If the story was about automobiles, which are not closely associated with their welfare, Park said he did not think the students would participate in the protests.
Nah, it's not "associated with their welfare" at all:
Accidental injury is the leading cause of death for children ages 1 to 14 in Korea .

Motor vehicle crashes, which cause 46 percent of childhood injury deaths, are the leading cause of injury-related fatalities in Korea , followed by drowning, falls, suffocation and burns.

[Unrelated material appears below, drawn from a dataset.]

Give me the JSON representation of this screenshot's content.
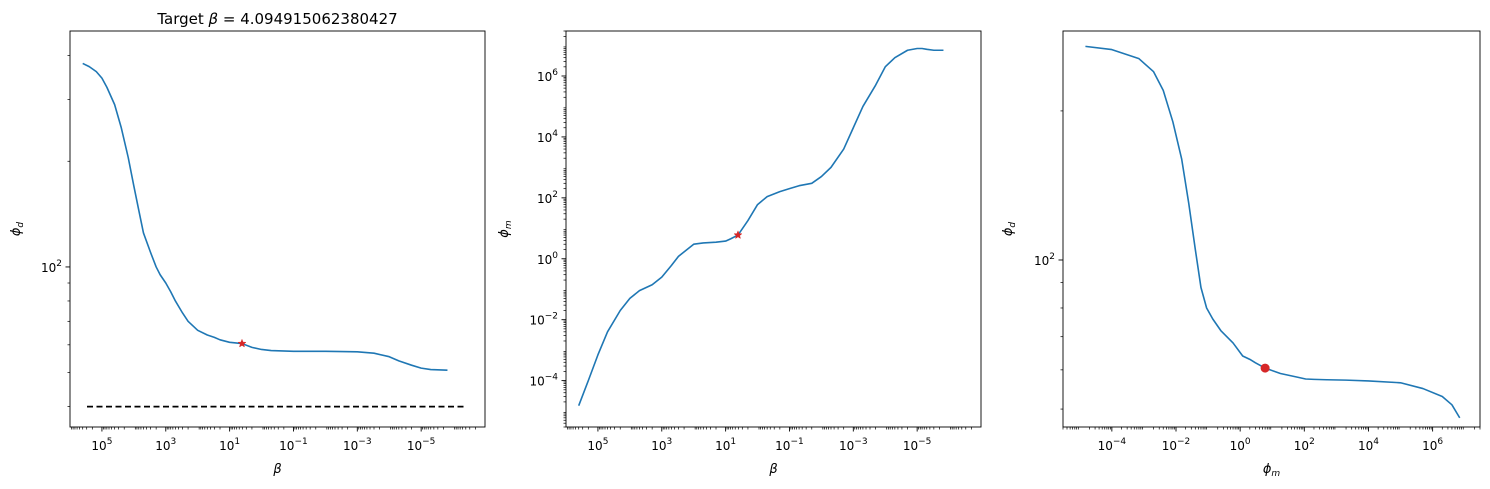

Every day, 37 Korean children under the age of 14 are killed or injured as pedestrians in road traffic accidents.
Of course, what really must be done to improve children's welfare is to declare war on online porn. Again.
The plan is part of the government's projects to fight against lewd material on television, the internet and elsewhere in order to prevent children from accessing sexually explicit content that sometimes leads to sex crimes.
It was only 13.5 months ago that the last war on online porn was announced. That war was in response to a numerous instances of gang rapes by middle and high school students against their peers, much as this latest crackdown is in response to the recent realization that elementary school students at a school in Daegu had been victims and perpetrators of rape for some time. The crackdown didn't work then, and won't work now; in fact, it has never worked, as Gord Sellar argues in a well-written comment here (do read the whole thing):
[A]n increase in censorship is not the way to go. As with the arguments over American beef, the real solution would be open, honest discussion and cultivation of dialog… “citizen deliberation,” as Lawrence Lessig describes it in terms of a free society. Instead of cultivating a free society where debate can occur, censorship and filtration strangles it at the roots. All of Korea’s modern governments deserve criticism in this regard, but Lee’s especially seems to be embracing censorship with a vigor unseen for years.
This shouldn't be suprising to those who remember his term as Seoul mayor. Remember his response to the punk band TV pants-dropping incident three years ago?
Seoul Mayor, Lee Myung-bak, weighed in on the issue, saying each ward should supervise obscene performances and make a blacklist of the acts who do them.

"Given that the accused said that indecent performances happen every night at clubs in the Hongdae area, the performance, which is not generally accepted, has not been regulated by the authorities," Lee said in a meeting with executive members of the Seoul metropolitan government. [...]

Lee, a member of the conservative GNP, ordered officials of the Seoul City government Monday to draw up a “blacklist’’ of bands whose performances are “decadent and not socially acceptable.’’ Those bands will not be invited to events organized by Seoul City or affiliated institutions, Lee said. The mayor also demanded that each district office strengthen control over possible decadent public performances.
Given his past affinity for "strengthening control", I don't think Lee's embrace of censorship should surprise anyone.